One of my many focuses lately has been developing a memory ordering model for our project here at Microsoft. There are four main questions to answer when defining such a model:
- What are the ordering guarantees for ordinary loads and stores?
- What are the ordering guarantees for volatile loads and stores?
- What kinds of explicit fences are allowed?
- Where are fences used automatically, e.g. to preserve type safety and security?
These tend to be the differentiation points for any model. Everything else is mostly commodity. Not that there is much else, mind you, but respecting data dependence, not speculating ahead such that exceptions occur that wouldn't have occurred in a sequential execution, and so forth are all must haves, for instance. Most interesting permutations of answers for these questions have already been explored, and industry consensus is being reached, so it would be better to say I've been picking a model rather than defining one.
What's interesting is that memory model designers are often colored by their favorite architecture du jour. If somebody cares primarily about X86, they are apt to choose something very strong. If somebody cares primarily about ARM, however, they are apt to choose something very weak. There is a classic tradeoff here. Stronger means easier to program, while weaker means better performance. For some reason, many of the projects I've worked on have had an abundance of strong hardware (like X86) and a scarcity of weak hardware (like ARM and IA64). The reality sinks in: most developers on the team code to X86, and then when it comes time to getting more serious about the other platforms, code starts breaking all over the place. This is why the CLR went so strong in 2.0, even though IA64 was an important platform to support.
Let's look at some common answers to the above questions.
For #1:
- C++, Visual C++, ECMA 1.0, Java Memory Model, and Prism: no ordering guarantees.
- CLR 2.0: ordered stores, no ordering for loads.
For #2:
- C++: prevents compiler-only code motion, but explicit fences are needed for processor ordering.
- Visual C++, ECMA 1.0, and CLR 2.0: loads are acquire, stores are release ordered.
- Java Memory Model: loads and stores are fully ordered (sequentially consistent).
For #3:
- C++: implementation-specific.
- Visual C++: intrinsics and Win32 APIs.
- ECMA 1.0 and CLR 2.0: locks, and mostly Win32-style interlocked APIs.
- Java Memory Model: locks, compare-and-swap, atomics, etc.
For #4:
Managed environments like the CLR and JVM need to ensure type safety, even if ordinary loads and stores are unordered. This is nontrivial, because the boundary around type safety is blurred. Certainly we must ensure garbage v-table pointers are not seen. But is a thread allowed to read non-zeroed memory behind an object reference? And can it contain garbage (e.g. "values out of thin air")? What about writes done by mutator threads, including write barriers, while a concurrent collector is tracing objects in the heap? Are array lengths part of the set of protected fields that mustn't be read out of order? Strings, since they are commonly used for security checking? And so on.
It is mainly the deep questions around #4, and also some simple compatibility struggles (around things like double checked locking), that caused the stronger answers for #1 in the CLR 2.0.
In any case, I'm advocating a very different approach than the traditional models.
We pick completely weak ordering for ordinary loads and stores, to enable efficient execution on weaker platforms like ARM, PowerPC, IA64, etc. That part isn't new. But here's the clincher. No volatiles. There are special variables that are used to communicate between threads (call them volatile if you'd like), but using them implies no kind of special automatic fencing. Instead, whenever accessing such a variable, at the site of usage, the kind of fence desired must be used (compiler-enforced): full-fence (sequentially consistent), acquire-fence, release-fence, no-fence, or compiler-only-fence (for things like ensuring loads don't get hoisted as loop invariant). Of course, certain kinds of fences are sprinkled throughout the system to guarantee type safety in all of the aforementioned places (and more), but these are implementation details.
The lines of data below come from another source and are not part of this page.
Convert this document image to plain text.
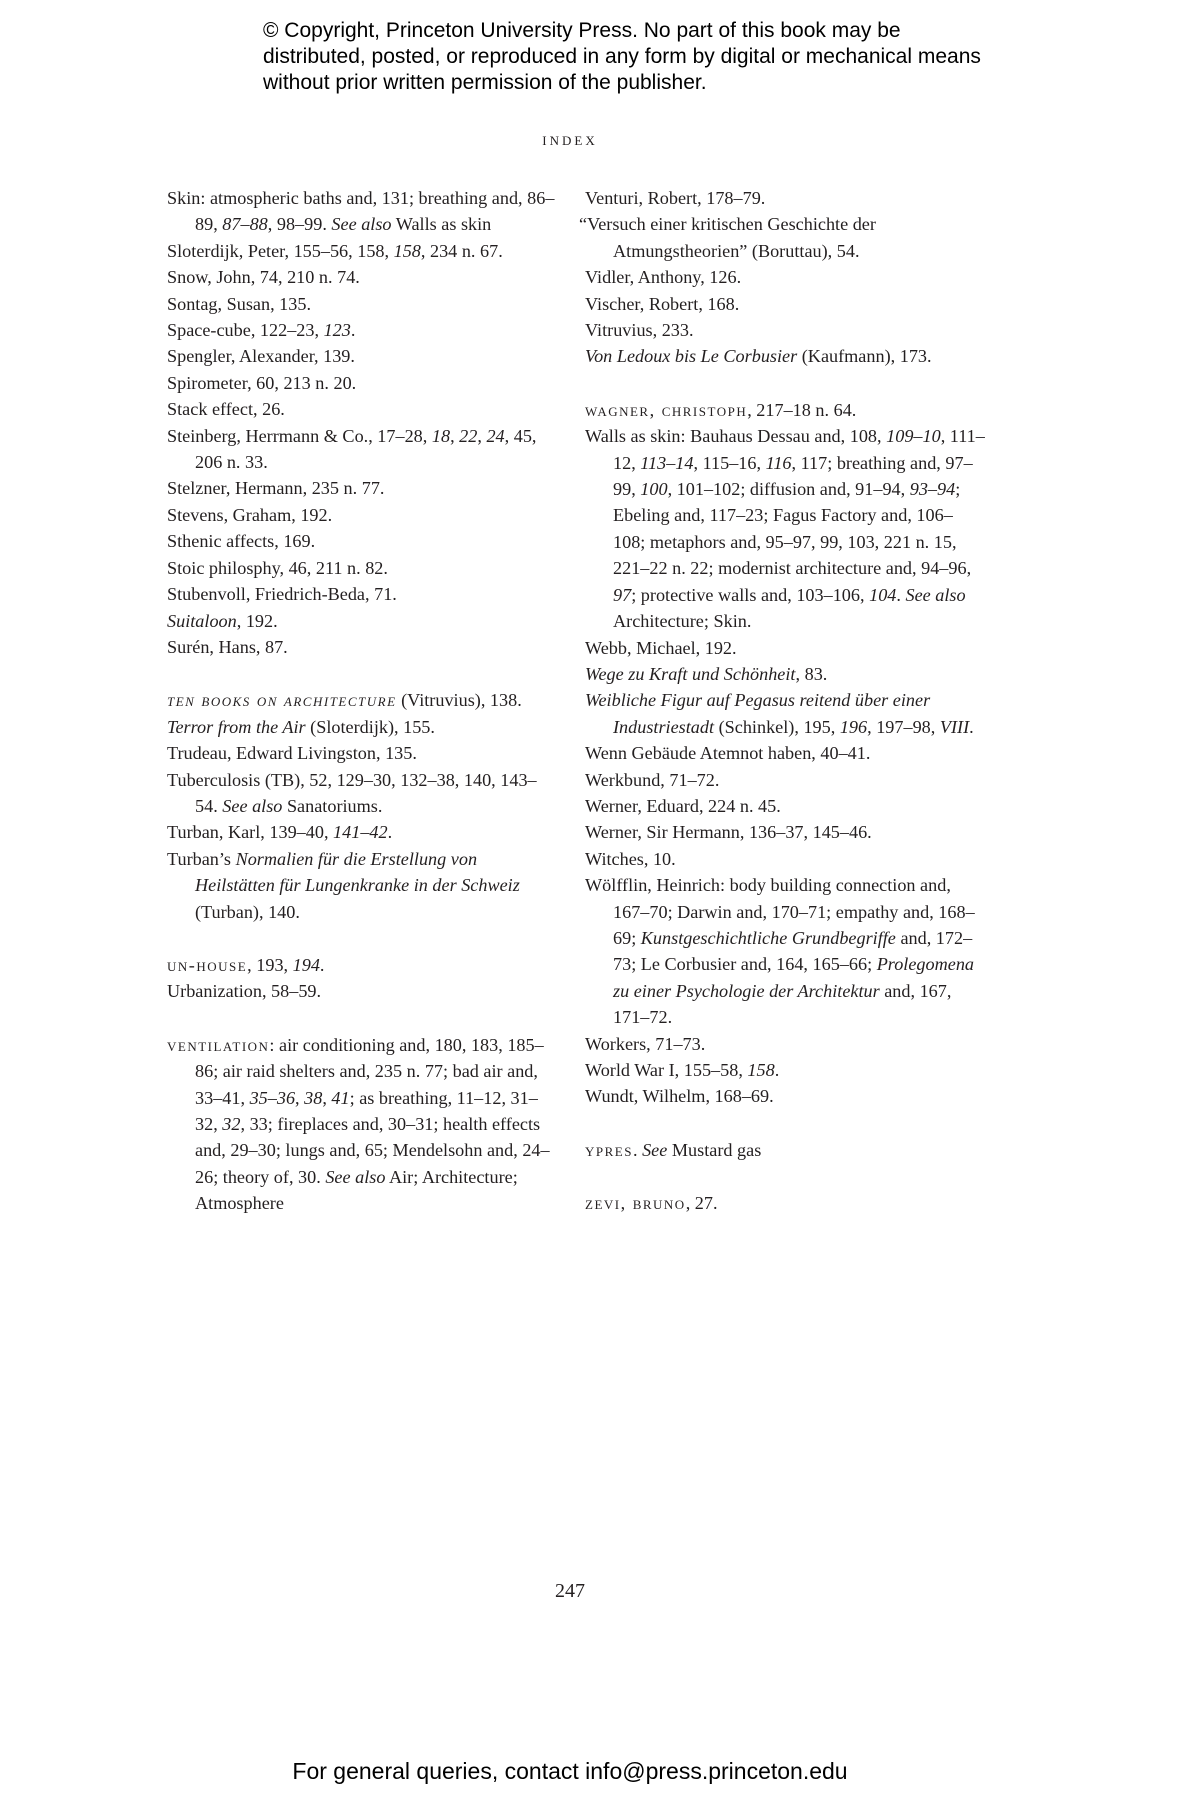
© Copyright, Princeton University Press. No part of this book may be distributed, posted, or reproduced in any form by digital or mechanical means without prior written permission of the publisher.
INDEX
Skin: atmospheric baths and, 131; breathing and, 86–89, 87–88, 98–99. See also Walls as skin
Sloterdijk, Peter, 155–56, 158, 158, 234 n. 67.
Snow, John, 74, 210 n. 74.
Sontag, Susan, 135.
Space-cube, 122–23, 123.
Spengler, Alexander, 139.
Spirometer, 60, 213 n. 20.
Stack effect, 26.
Steinberg, Herrmann & Co., 17–28, 18, 22, 24, 45, 206 n. 33.
Stelzner, Hermann, 235 n. 77.
Stevens, Graham, 192.
Sthenic affects, 169.
Stoic philosphy, 46, 211 n. 82.
Stubenvoll, Friedrich-Beda, 71.
Suitaloon, 192.
Surén, Hans, 87.
ten books on architecture (Vitruvius), 138.
Terror from the Air (Sloterdijk), 155.
Trudeau, Edward Livingston, 135.
Tuberculosis (TB), 52, 129–30, 132–38, 140, 143–54. See also Sanatoriums.
Turban, Karl, 139–40, 141–42.
Turban’s Normalien für die Erstellung von Heilstätten für Lungenkranke in der Schweiz (Turban), 140.
un-house, 193, 194.
Urbanization, 58–59.
ventilation: air conditioning and, 180, 183, 185–86; air raid shelters and, 235 n. 77; bad air and, 33–41, 35–36, 38, 41; as breathing, 11–12, 31–32, 32, 33; fireplaces and, 30–31; health effects and, 29–30; lungs and, 65; Mendelsohn and, 24–26; theory of, 30. See also Air; Architecture; Atmosphere
Venturi, Robert, 178–79.
“Versuch einer kritischen Geschichte der Atmungstheorien” (Boruttau), 54.
Vidler, Anthony, 126.
Vischer, Robert, 168.
Vitruvius, 233.
Von Ledoux bis Le Corbusier (Kaufmann), 173.
wagner, christoph, 217–18 n. 64.
Walls as skin: Bauhaus Dessau and, 108, 109–10, 111–12, 113–14, 115–16, 116, 117; breathing and, 97–99, 100, 101–102; diffusion and, 91–94, 93–94; Ebeling and, 117–23; Fagus Factory and, 106–108; metaphors and, 95–97, 99, 103, 221 n. 15, 221–22 n. 22; modernist architecture and, 94–96, 97; protective walls and, 103–106, 104. See also Architecture; Skin.
Webb, Michael, 192.
Wege zu Kraft und Schönheit, 83.
Weibliche Figur auf Pegasus reitend über einer Industriestadt (Schinkel), 195, 196, 197–98, VIII.
Wenn Gebäude Atemnot haben, 40–41.
Werkbund, 71–72.
Werner, Eduard, 224 n. 45.
Werner, Sir Hermann, 136–37, 145–46.
Witches, 10.
Wölfflin, Heinrich: body building connection and, 167–70; Darwin and, 170–71; empathy and, 168–69; Kunstgeschichtliche Grundbegriffe and, 172–73; Le Corbusier and, 164, 165–66; Prolegomena zu einer Psychologie der Architektur and, 167, 171–72.
Workers, 71–73.
World War I, 155–58, 158.
Wundt, Wilhelm, 168–69.
ypres. See Mustard gas
zevi, bruno, 27.
247
For general queries, contact info@press.princeton.edu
(This approach is rather like Herb Sutter's Prism and C++0x atomics. See http://www.open-std.org/jtc1/sc22/wg21/docs/papers/2008/n2664.htm.)
Particularly after managing teams who developed a plethora of lock free code, I love this approach. I can review code and immediately understand what ordering invariants the developer assumed when writing the code. This doesn't really make writing lock free code any simpler, except that it forces you to pause and think about things a bit more carefully than you may have otherwise. But it certainly makes code easier to understand and maintain, and makes it clear to people that sprinkling volatile all over the place isn't going to save your butt: the only thing that will do that is careful thinking and engineering.